Step 5: Create a Dataset and also prepare the training and test set
Create a Dataset from the previous RDDs (that is, linesRDD
) by specifying the Label Point class:
Dataset<Row> data = spark.sqlContext().createDataFrame(linesRDD, LabeledPoint.class); data.show();
Dataset<Row>[] splits=data.randomSplit(new double[] {0.8, 0.2}); Dataset<Row> training = splits[0]; Dataset<Row> test = splits[1];
Note, that you will have to set the ratio of the random split based on your data and problem type accordingly.
Step 6: Configure an ML pipeline using logistic regression:
LogisticRegression lr = new LogisticRegression();
Step 7: Construct a grid of parameters to search over
Currently, Spark uses a ParamGridBuilder
to construct a grid of parameters to search over. In this regard, suppose we have three values for hashingTF.numFeatures
and two values for lr.regParam
, this grid will have 3 x 2 = 6 parameter settings for CrossValidator
to choose from:
ParamMap[] paramGrid = new ParamGridBuilder() .addGrid(lr.regParam(), new double[] {0.1, 0.01}) .addGrid(lr.fitIntercept()) .addGrid(lr.elasticNetParam(), new double[] {0.0, 0.5, 1.0}) .build();
Note, that you will have to set the values of above parameters based on your data and problem type accordingly.
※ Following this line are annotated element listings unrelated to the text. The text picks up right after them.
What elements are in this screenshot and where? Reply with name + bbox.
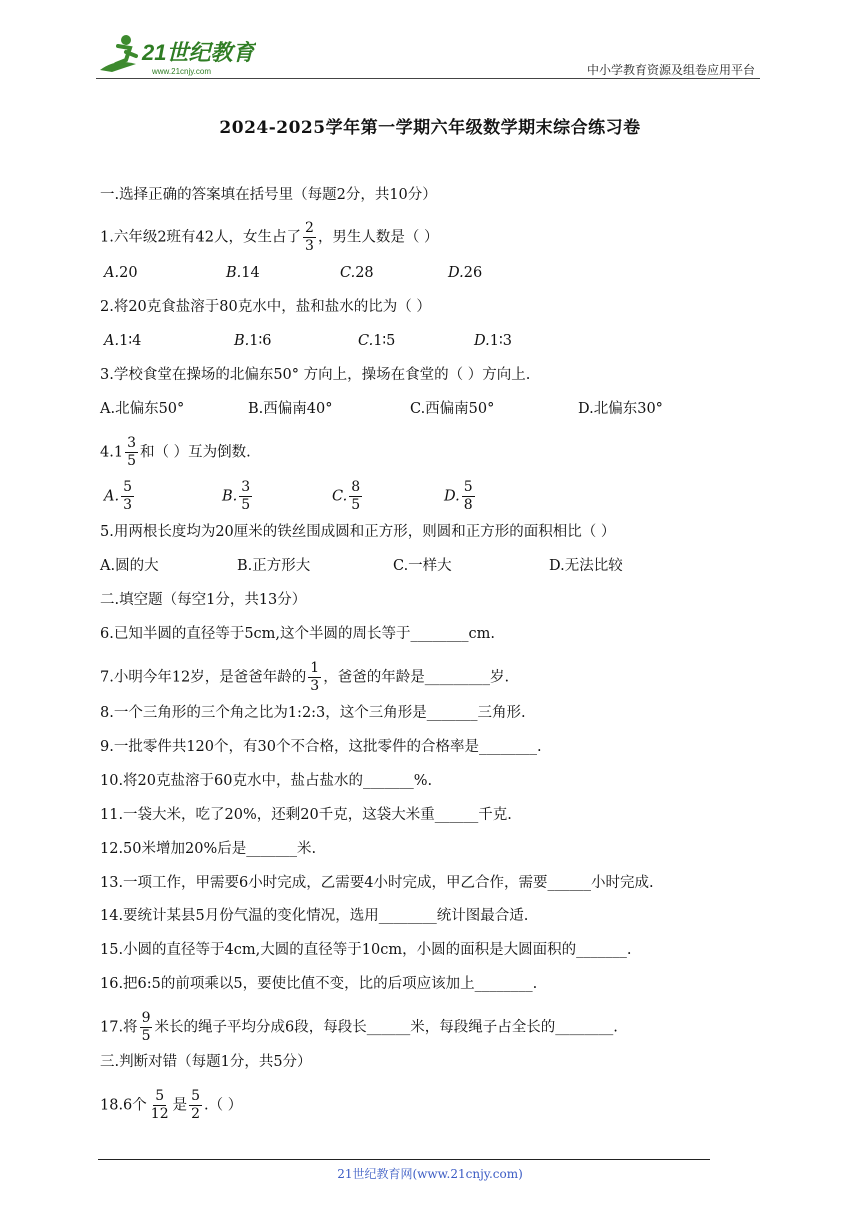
question-5: 5.用两根长度均为20厘米的铁丝围成圆和正方形，则圆和正方形的面积相比（ ） bbox=[100, 524, 616, 540]
q4-option-d: D. $\frac{5}{8}$ bbox=[444, 479, 473, 513]
section-2-heading: 二.填空题（每空1分，共13分） bbox=[100, 592, 307, 608]
q5-option-a: A.圆的大 bbox=[100, 558, 159, 574]
section-1-heading: 一.选择正确的答案填在括号里（每题2分，共10分） bbox=[100, 187, 437, 203]
section-3-heading: 三.判断对错（每题1分，共5分） bbox=[100, 1054, 312, 1070]
q2-option-a: A.1∶4 bbox=[104, 333, 142, 349]
fraction: $\frac{9}{5}$ bbox=[141, 1010, 151, 1044]
q2-option-c: C.1∶5 bbox=[358, 333, 396, 349]
question-3: 3.学校食堂在操场的北偏东50° 方向上，操场在食堂的（ ）方向上. bbox=[100, 367, 531, 383]
q1-option-c: C.28 bbox=[340, 265, 374, 281]
q4-option-c: C. $\frac{8}{5}$ bbox=[332, 479, 361, 513]
logo-text: 21世纪教育 bbox=[142, 40, 255, 65]
q1-option-a: A.20 bbox=[104, 265, 138, 281]
question-12: 12.50米增加20%后是_______米. bbox=[100, 841, 317, 857]
question-7: 7.小明今年12岁，是爸爸年龄的 $\frac{1}{3}$ ，爸爸的年龄是_________岁. bbox=[100, 660, 510, 694]
site-logo bbox=[96, 30, 256, 78]
question-15: 15.小圆的直径等于4cm,大圆的直径等于10cm，小圆的面积是大圆面积的_______. bbox=[100, 942, 632, 958]
fraction: $\frac{1}{3}$ bbox=[310, 660, 320, 694]
fraction: $\frac{5}{2}$ bbox=[191, 1088, 201, 1122]
question-16: 16.把6:5的前项乘以5，要使比值不变，比的后项应该加上________. bbox=[100, 976, 538, 992]
q3-option-a: A.北偏东50° bbox=[100, 401, 185, 417]
question-18: 18.6个 $\frac{5}{12}$ 是 $\frac{5}{2}$ .（ ） bbox=[100, 1088, 243, 1122]
question-4: 4.1 $\frac{3}{5}$ 和（ ）互为倒数. bbox=[100, 435, 251, 469]
page-title: 2024-2025学年第一学期六年级数学期末综合练习卷 bbox=[219, 118, 641, 138]
question-2: 2.将20克食盐溶于80克水中，盐和盐水的比为（ ） bbox=[100, 299, 431, 315]
fraction: $\frac{2}{3}$ bbox=[305, 220, 314, 254]
q4-option-a: A. $\frac{5}{3}$ bbox=[104, 479, 133, 513]
q5-option-d: D.无法比较 bbox=[549, 558, 623, 574]
q3-option-c: C.西偏南50° bbox=[410, 401, 495, 417]
footer-text: 21世纪教育网(www.21cnjy.com) bbox=[337, 1167, 523, 1181]
q2-option-b: B.1∶6 bbox=[234, 333, 272, 349]
q2-option-d: D.1∶3 bbox=[474, 333, 512, 349]
question-11: 11.一袋大米，吃了20%，还剩20千克，这袋大米重______千克. bbox=[100, 807, 512, 823]
question-6: 6.已知半圆的直径等于5cm,这个半圆的周长等于________cm. bbox=[100, 626, 496, 642]
question-14: 14.要统计某县5月份气温的变化情况，选用________统计图最合适. bbox=[100, 908, 529, 924]
question-10: 10.将20克盐溶于60克水中，盐占盐水的_______%. bbox=[100, 773, 433, 789]
q5-option-c: C.一样大 bbox=[393, 558, 452, 574]
question-1: 1.六年级2班有42人，女生占了 $\frac{2}{3}$ ，男生人数是（ ） bbox=[100, 220, 439, 254]
q5-option-b: B.正方形大 bbox=[237, 558, 311, 574]
q4-option-b: B. $\frac{3}{5}$ bbox=[222, 479, 251, 513]
footer-divider bbox=[98, 1159, 710, 1160]
fraction: $\frac{3}{5}$ bbox=[127, 435, 136, 469]
header-platform-text: 中小学教育资源及组卷应用平台 bbox=[586, 63, 755, 77]
header-divider bbox=[96, 78, 760, 79]
q3-option-b: B.西偏南40° bbox=[248, 401, 333, 417]
q1-option-d: D.26 bbox=[448, 265, 483, 281]
logo-url: www.21cnjy.com bbox=[152, 67, 211, 76]
question-9: 9.一批零件共120个，有30个不合格，这批零件的合格率是________. bbox=[100, 739, 542, 755]
question-8: 8.一个三角形的三个角之比为1:2:3，这个三角形是_______三角形. bbox=[100, 705, 526, 721]
q3-option-d: D.北偏东30° bbox=[578, 401, 663, 417]
question-13: 13.一项工作，甲需要6小时完成，乙需要4小时完成，甲乙合作，需要______小时完成. bbox=[100, 875, 654, 891]
q1-option-b: B.14 bbox=[226, 265, 260, 281]
fraction: $\frac{5}{12}$ bbox=[150, 1088, 169, 1122]
question-17: 17.将 $\frac{9}{5}$ 米长的绳子平均分成6段，每段长______米，每段绳子占全长的________. bbox=[100, 1010, 618, 1044]
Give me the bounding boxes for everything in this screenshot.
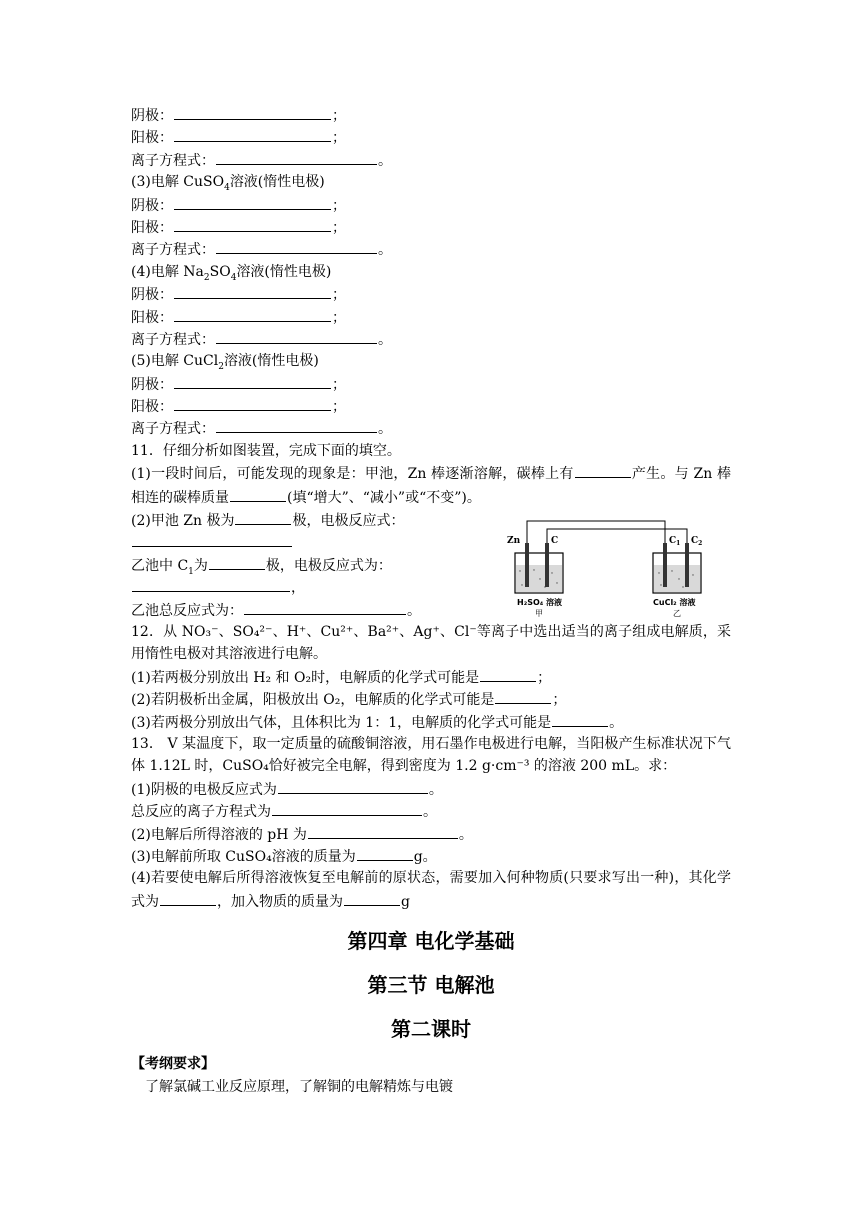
answer-blank[interactable] (272, 800, 422, 816)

Step 8: Create a TrainValidationSplit instance:
TrainValidationSplit trainValidationSplit = new TrainValidationSplit() .setEstimator(lr) .setEvaluator(new RegressionEvaluator()) .setEstimatorParamMaps(paramGrid) .setTrainRatio(0.8);
In this case, the estimator is simply the linear regression that we created in Step 4. Prepare the cancer diagnosis LabeledPoint
RDDs. A TrainValidationSplit
requires an Estimator, a set of Estimator ParamMaps
, and an Evaluator that supports binary classification since our dataset has only two classes where 80% is used for the purpose of training and the remaining 20% for the validation.
Step 9: Run the TrainValidationSplit and choose the parameters
Run the TrainValidationSplit
, and choose the best set of parameters for your problem using the training set. Just use the following code segments:
TrainValidationSplitModel model = trainValidationSplit.fit(training);
Step 10: Make predictions on the test set
Make predictions on the test data where the model is the model with a combination of parameters that performed the best. Finally, show the predictions. Just use the following code segment for doing so:
Dataset<Row> per_param = model.transform(test); per_param.show();
Therefore, if you compare these results with those shown in Figure 6, The newly created label and ID from the dataset; where ID is the number of rows, you find that the prediction accuracy increases for more sophisticated methods of measuring predictive accuracy that can be used to identify places where the error rate can be optimized depending on the costs of each type of error.